Documents cartographiques et recherche généalogique

Ceci est un guide qui vous permettra d’utiliser la cartographie dans vos recherches généalogiques.

Les principes de la recherche généalogique

Il existe plusieurs guides disponibles aux chercheurs intéressés à la généalogie, en plus de plusieurs méthodes pour enregistrer et présenter les données. Quelques guides ont été préparés spécifiquement pour ceux qui travaillent sur les familles de l’Île-du-Prince-Édouard, et les endroits les plus importants pour se procurer ces guides et ressources sont au Provincial Archives and Records Office (PARO, les archives provinciales), Musée et Patrimoine Île-du-Prince-Édouard, et le PEI Genealogical Society.

Le « lieu » est un des éléments dans ce que des généalogistes appellent les NDL des recherches de famille.
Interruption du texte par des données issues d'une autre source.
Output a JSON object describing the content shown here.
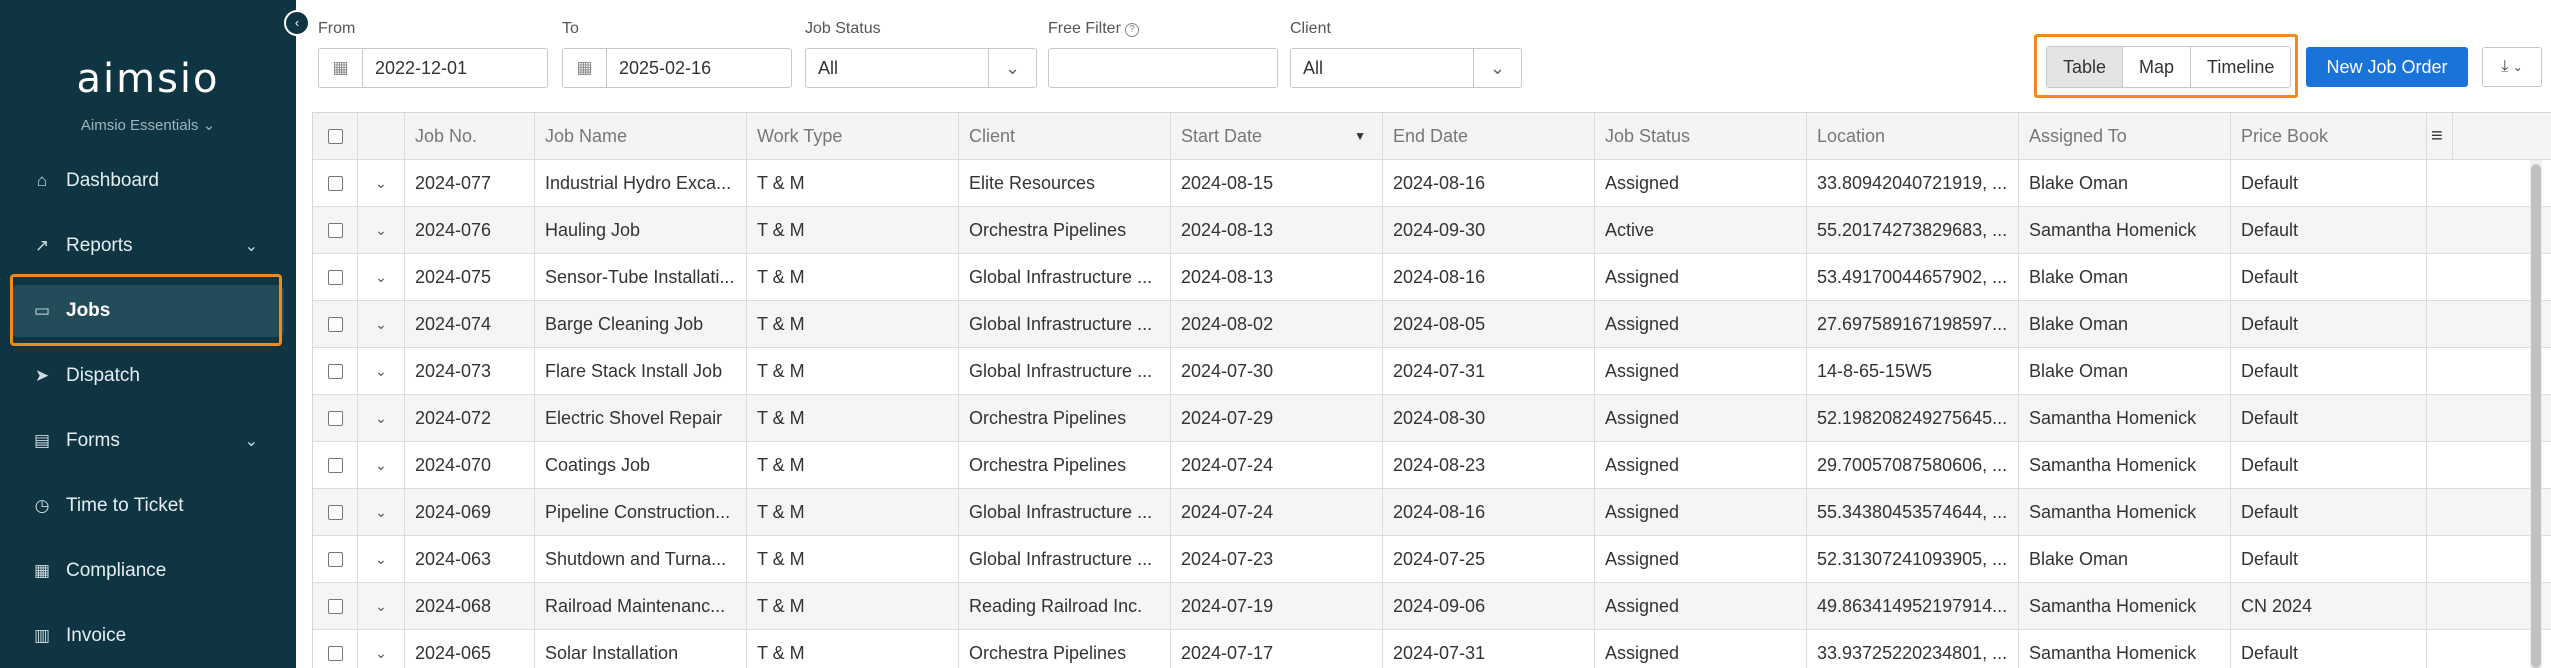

NDL réfère aux trois points principaux de référence pour votre arbre généalogique : les noms de vos ancêtres, les dates de naissance, mariage, décès et autres événements importants et les lieux où chaque événement s’est déroulé. Mais, pourquoi utiliser des cartes historiques pour faire de la généalogie? Tout comme ils peuvent servir à nous aider à naviguer à travers d’un espace physique, des cartes historiques peuvent vous aider à trouver d’autres documents généalogiques. Elles sont particulièrement pratiques pour identifier :

À l’Île-du-Prince-Édouard, il y a peu de risque de trouver un ancêtre dont la propriété est située sur la frontière du comté ou du lot, mais ça peut devenir un facteur lorsqu’on s’approche des frontières urbaines. Par exemple, des lots délinées par Samuel Holland à l’hiver 1764-1765 n’ont pas changé énormément, mais les terrains dans Charlottetown Royalty ont éventuellement été incorporés dans les limites de la ville de Charlottetown. Les frontières dont vous devez vous tenir au courant lorsque vous cherchez dans les documents relatifs aux terres est le lieu où se situent ces documents dans le comté de Prince. Les documents du registre des terres pour ce comté, ainsi que les concessions de la Couronne et des copies de testaments, sont conservés au bureau d’enregistrement à Summerside (Summerside Registry Office); tous les autres documents relatifs aux terres, y compris les documents d’enregistrement pour les comtés de Queens et Kings, sont situés à Charlottetown (Coles, p. 37).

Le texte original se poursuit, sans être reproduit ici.